Depuis plusieurs années, les épidémiologistes observent une tendance préoccupante : parmi les patients diagnostiqués avec un cancer du poumon, la proportion de personnes n’ayant jamais fumé ne cesse d’augmenter. Les causes de ce phénomène restaient largement inexpliquées, les facteurs génétiques, environnementaux ou comportementaux susceptibles d’accroître ce risque n’ayant pas encore été clairement identifiés.
Une équipe de chercheurs vient de franchir une étape significative dans cette enquête. Leurs travaux, publiés jeudi dans la revue Science, décrivent une variante génétique très rare dont la présence est associée à des probabilités de développer un cancer du poumon vingt-cinq fois plus élevées que dans la population générale. Pour parvenir à cette conclusion, les scientifiques ont exploité une base de données génétiques issue de la société 23andMe, qui regroupe des informations de santé provenant de millions de personnes.
La variante en question présente une particularité géographique notable aux États-Unis : elle est nettement plus répandue parmi les habitants du sud des Appalaches que dans le reste du pays, une concentration régionale qui pourrait orienter de futures études épidémiologiques ciblées.

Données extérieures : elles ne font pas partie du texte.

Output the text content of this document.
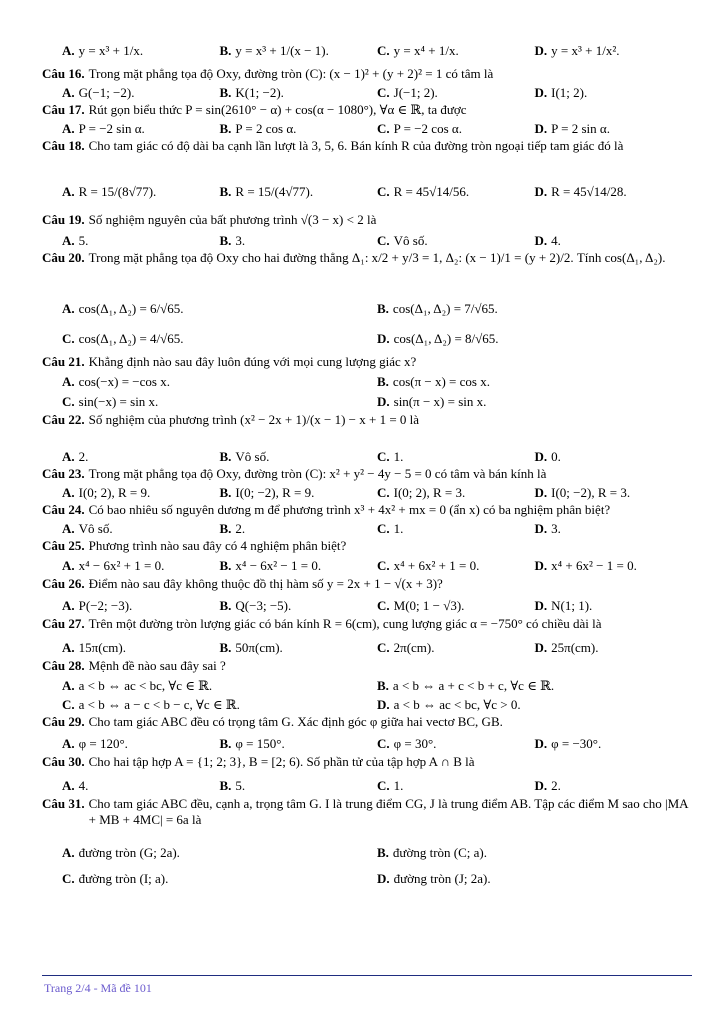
A. y = x³ + 1/x.	B. y = x³ + 1/(x − 1).	C. y = x⁴ + 1/x.	D. y = x³ + 1/x².
Câu 16. Trong mặt phẳng tọa độ Oxy, đường tròn (C): (x − 1)² + (y + 2)² = 1 có tâm là
A. G(−1; −2).	B. K(1; −2).	C. J(−1; 2).	D. I(1; 2).
Câu 17. Rút gọn biểu thức P = sin(2610° − α) + cos(α − 1080°), ∀α ∈ ℝ, ta được
A. P = −2 sin α.	B. P = 2 cos α.	C. P = −2 cos α.	D. P = 2 sin α.
Câu 18. Cho tam giác có độ dài ba cạnh lần lượt là 3, 5, 6. Bán kính R của đường tròn ngoại tiếp tam giác đó là
A. R = 15/(8√77).	B. R = 15/(4√77).	C. R = 45√14/56.	D. R = 45√14/28.
Câu 19. Số nghiệm nguyên của bất phương trình √(3 − x) < 2 là
A. 5.	B. 3.	C. Vô số.	D. 4.
Câu 20. Trong mặt phẳng tọa độ Oxy cho hai đường thẳng Δ₁: x/2 + y/3 = 1, Δ₂: (x − 1)/1 = (y + 2)/2. Tính cos(Δ₁, Δ₂).
A. cos(Δ₁, Δ₂) = 6/√65.	B. cos(Δ₁, Δ₂) = 7/√65.
C. cos(Δ₁, Δ₂) = 4/√65.	D. cos(Δ₁, Δ₂) = 8/√65.
Câu 21. Khẳng định nào sau đây luôn đúng với mọi cung lượng giác x?
A. cos(−x) = −cos x.	B. cos(π − x) = cos x.
C. sin(−x) = sin x.	D. sin(π − x) = sin x.
Câu 22. Số nghiệm của phương trình (x² − 2x + 1)/(x − 1) − x + 1 = 0 là
A. 2.	B. Vô số.	C. 1.	D. 0.
Câu 23. Trong mặt phẳng tọa độ Oxy, đường tròn (C): x² + y² − 4y − 5 = 0 có tâm và bán kính là
A. I(0; 2), R = 9.	B. I(0; −2), R = 9.	C. I(0; 2), R = 3.	D. I(0; −2), R = 3.
Câu 24. Có bao nhiêu số nguyên dương m để phương trình x³ + 4x² + mx = 0 (ẩn x) có ba nghiệm phân biệt?
A. Vô số.	B. 2.	C. 1.	D. 3.
Câu 25. Phương trình nào sau đây có 4 nghiệm phân biệt?
A. x⁴ − 6x² + 1 = 0.	B. x⁴ − 6x² − 1 = 0.	C. x⁴ + 6x² + 1 = 0.	D. x⁴ + 6x² − 1 = 0.
Câu 26. Điểm nào sau đây không thuộc đồ thị hàm số y = 2x + 1 − √(x + 3)?
A. P(−2; −3).	B. Q(−3; −5).	C. M(0; 1 − √3).	D. N(1; 1).
Câu 27. Trên một đường tròn lượng giác có bán kính R = 6(cm), cung lượng giác α = −750° có chiều dài là
A. 15π(cm).	B. 50π(cm).	C. 2π(cm).	D. 25π(cm).
Câu 28. Mệnh đề nào sau đây sai ?
A. a < b ⇔ ac < bc, ∀c ∈ ℝ.	B. a < b ⇔ a + c < b + c, ∀c ∈ ℝ.
C. a < b ⇔ a − c < b − c, ∀c ∈ ℝ.	D. a < b ⇔ ac < bc, ∀c > 0.
Câu 29. Cho tam giác ABC đều có trọng tâm G. Xác định góc φ giữa hai vectơ BC, GB.
A. φ = 120°.	B. φ = 150°.	C. φ = 30°.	D. φ = −30°.
Câu 30. Cho hai tập hợp A = {1; 2; 3}, B = [2; 6). Số phần tử của tập hợp A ∩ B là
A. 4.	B. 5.	C. 1.	D. 2.
Câu 31. Cho tam giác ABC đều, cạnh a, trọng tâm G. I là trung điểm CG, J là trung điểm AB. Tập các điểm M sao cho |MA + MB + 4MC| = 6a là
A. đường tròn (G; 2a).	B. đường tròn (C; a).
C. đường tròn (I; a).	D. đường tròn (J; 2a).
Trang 2/4 - Mã đề 101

Les spécialistes tempèrent toutefois la portée immédiate de cette trouvaille. Cette variante génétique ne concernerait qu’une fraction limitée des cas de cancer du poumon chez les non-fumeurs, et ne saurait donc constituer à elle seule une explication globale du phénomène. Sa valeur réside davantage dans ce qu’elle révèle sur la nature de ces tumeurs : elles obéissent à des facteurs de risque distincts de ceux liés au tabac, ce qui pourrait justifier des approches différenciées en matière de dépistage et de stratégies thérapeutiques.
Au-delà de ce résultat spécifique, l’étude illustre le potentiel des grandes bases de données de santé pour mettre au jour des associations génétiques rares mais déterminantes, qui auraient été indétectables avec des cohortes de taille classique.